Open SamyakHM opened 3 years ago
I think this would be a great addition, and relatively easy to implement.
in line 558 of feature_elimination.py:
self._report_current_results(
round_number=round_number,
current_features_set=current_features_set,
features_to_remove=features_to_remove,
train_metric_mean=np.round(np.mean(scores_train), 3),
train_metric_std=np.round(np.std(scores_train), 3),
val_metric_mean=np.round(np.mean(scores_val), 3),
val_metric_std=np.round(np.std(scores_val), 3), )
onee can pass shap_importance_df
and store the shap values there as well, possibly as dict or something else.
Another improvement would be to write a small function to retrieve shap values from the results for a given number of features e.g. get_reduced_feature_set_shap_values
.
Anyone would like to implement this issue?

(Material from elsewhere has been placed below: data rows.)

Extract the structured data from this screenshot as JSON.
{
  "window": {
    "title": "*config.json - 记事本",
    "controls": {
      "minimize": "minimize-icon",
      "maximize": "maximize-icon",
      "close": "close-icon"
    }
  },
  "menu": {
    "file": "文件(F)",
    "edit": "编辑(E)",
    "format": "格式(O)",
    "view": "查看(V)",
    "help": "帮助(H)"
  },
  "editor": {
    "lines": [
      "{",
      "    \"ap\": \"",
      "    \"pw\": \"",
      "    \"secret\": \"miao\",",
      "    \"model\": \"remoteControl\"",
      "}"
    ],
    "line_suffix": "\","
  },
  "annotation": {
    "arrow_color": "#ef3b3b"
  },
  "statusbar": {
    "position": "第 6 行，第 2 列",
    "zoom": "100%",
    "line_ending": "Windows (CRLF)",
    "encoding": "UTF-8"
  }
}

Problem Description Currently, it is not possible to store/retrieve the SHAP Values for individual features before they are eliminated to give a reduced feature set. This limits the analysis of SHAP values across multiple runs.
Desired Outcome The SHAP values computed after every run should be available as a dataframe for us to analyze/manipulate. This will help get an overview of how SHAP values stack up for different feature group without automatic elimination.
Solution Outline No particular requirement.